7.1. Formulation of Simple RNN

The formulation of the simple RNN is defined as follows:

$$ \begin{cases} \hat{h}^{(t)} = W x^{(t)} + U h^{(t-1)} + b \\ h^{(t)} = f(\hat{h}^{(t)}) \end{cases} \tag{7.1} $$

Given that the number of input nodes and hidden nodes are $ m $ and $ h $, respectively, then:

  • $ x^{(t)} \in \mathbb{R}^{m} $ is the input at time $t$.
  • $ h^{(t)} \in \mathbb{R}^{h} $ is the hidden state at time $t$.
  • $ W \in \mathbb{R}^{h \times m}$ and $U \in \mathbb{R}^{h \times h}$ are the weights matrices.
  • $ b \in \mathbb{R}^{m}$ is the bias term.
  • $ f(\cdot) $ is the activation function.

Fig.7-3 illustrates the simple RNN defined above:

Fig.7-3: Simple RNN Architecture

Since the SimpleRNN lacks an output layer, we add a dense layer (also known as a fully connected layer) to extract the final hidden state. This makes it a many-to-one RNN. See Fig.7-4.

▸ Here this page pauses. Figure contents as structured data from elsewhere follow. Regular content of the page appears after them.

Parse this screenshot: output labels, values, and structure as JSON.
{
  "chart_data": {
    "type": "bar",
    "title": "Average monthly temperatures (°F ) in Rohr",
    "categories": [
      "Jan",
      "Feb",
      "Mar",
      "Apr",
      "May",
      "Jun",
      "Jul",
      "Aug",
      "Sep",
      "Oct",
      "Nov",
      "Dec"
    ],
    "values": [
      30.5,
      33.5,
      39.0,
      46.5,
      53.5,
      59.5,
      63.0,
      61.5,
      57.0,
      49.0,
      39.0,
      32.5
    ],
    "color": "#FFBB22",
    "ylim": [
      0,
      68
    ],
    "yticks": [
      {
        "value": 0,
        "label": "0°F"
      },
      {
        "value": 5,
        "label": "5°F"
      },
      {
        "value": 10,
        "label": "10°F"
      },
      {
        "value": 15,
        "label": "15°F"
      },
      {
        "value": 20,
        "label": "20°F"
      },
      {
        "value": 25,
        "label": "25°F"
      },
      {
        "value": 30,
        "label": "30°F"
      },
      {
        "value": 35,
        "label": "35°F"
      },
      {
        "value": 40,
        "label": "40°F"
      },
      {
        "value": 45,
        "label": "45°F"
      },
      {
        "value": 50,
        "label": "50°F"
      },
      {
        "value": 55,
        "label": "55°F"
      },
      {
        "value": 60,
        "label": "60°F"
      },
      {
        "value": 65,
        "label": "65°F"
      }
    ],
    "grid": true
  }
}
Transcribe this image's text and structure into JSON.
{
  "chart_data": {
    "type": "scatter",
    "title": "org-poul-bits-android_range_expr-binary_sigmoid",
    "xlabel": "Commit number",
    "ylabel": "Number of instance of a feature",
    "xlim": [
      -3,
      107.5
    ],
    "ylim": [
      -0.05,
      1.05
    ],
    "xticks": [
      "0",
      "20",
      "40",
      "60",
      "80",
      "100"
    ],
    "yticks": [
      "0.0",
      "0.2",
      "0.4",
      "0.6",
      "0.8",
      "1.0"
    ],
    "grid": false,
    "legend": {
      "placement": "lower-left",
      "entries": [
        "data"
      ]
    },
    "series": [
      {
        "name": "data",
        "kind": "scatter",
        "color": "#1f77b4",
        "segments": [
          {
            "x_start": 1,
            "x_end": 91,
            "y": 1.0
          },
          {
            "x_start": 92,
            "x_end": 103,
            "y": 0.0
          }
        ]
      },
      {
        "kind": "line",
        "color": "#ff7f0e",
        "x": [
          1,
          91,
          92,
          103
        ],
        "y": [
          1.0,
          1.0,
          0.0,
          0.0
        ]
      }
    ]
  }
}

Fig.7-4: Many-to-One Simple-RNN

Given that the number of output nodes is $ n $. Then, the dense layer is defined as follows:

$$ \begin{cases} \hat{y}^{(T)} = V h^{(T)} + c \\ y^{(T)} = g(\hat{y}^{(T)}) \end{cases} \tag{7.2} $$

where:

  • $ V \in \mathbb{R}^{n \times h} $ is the weight matrix.
  • $ c \in \mathbb{R}^{n} $ is the bias term.
  • $ y^{(T)} \in \mathbb{R}^{n} $ is the output vector.
  • $ g(\cdot) $ is the activation function.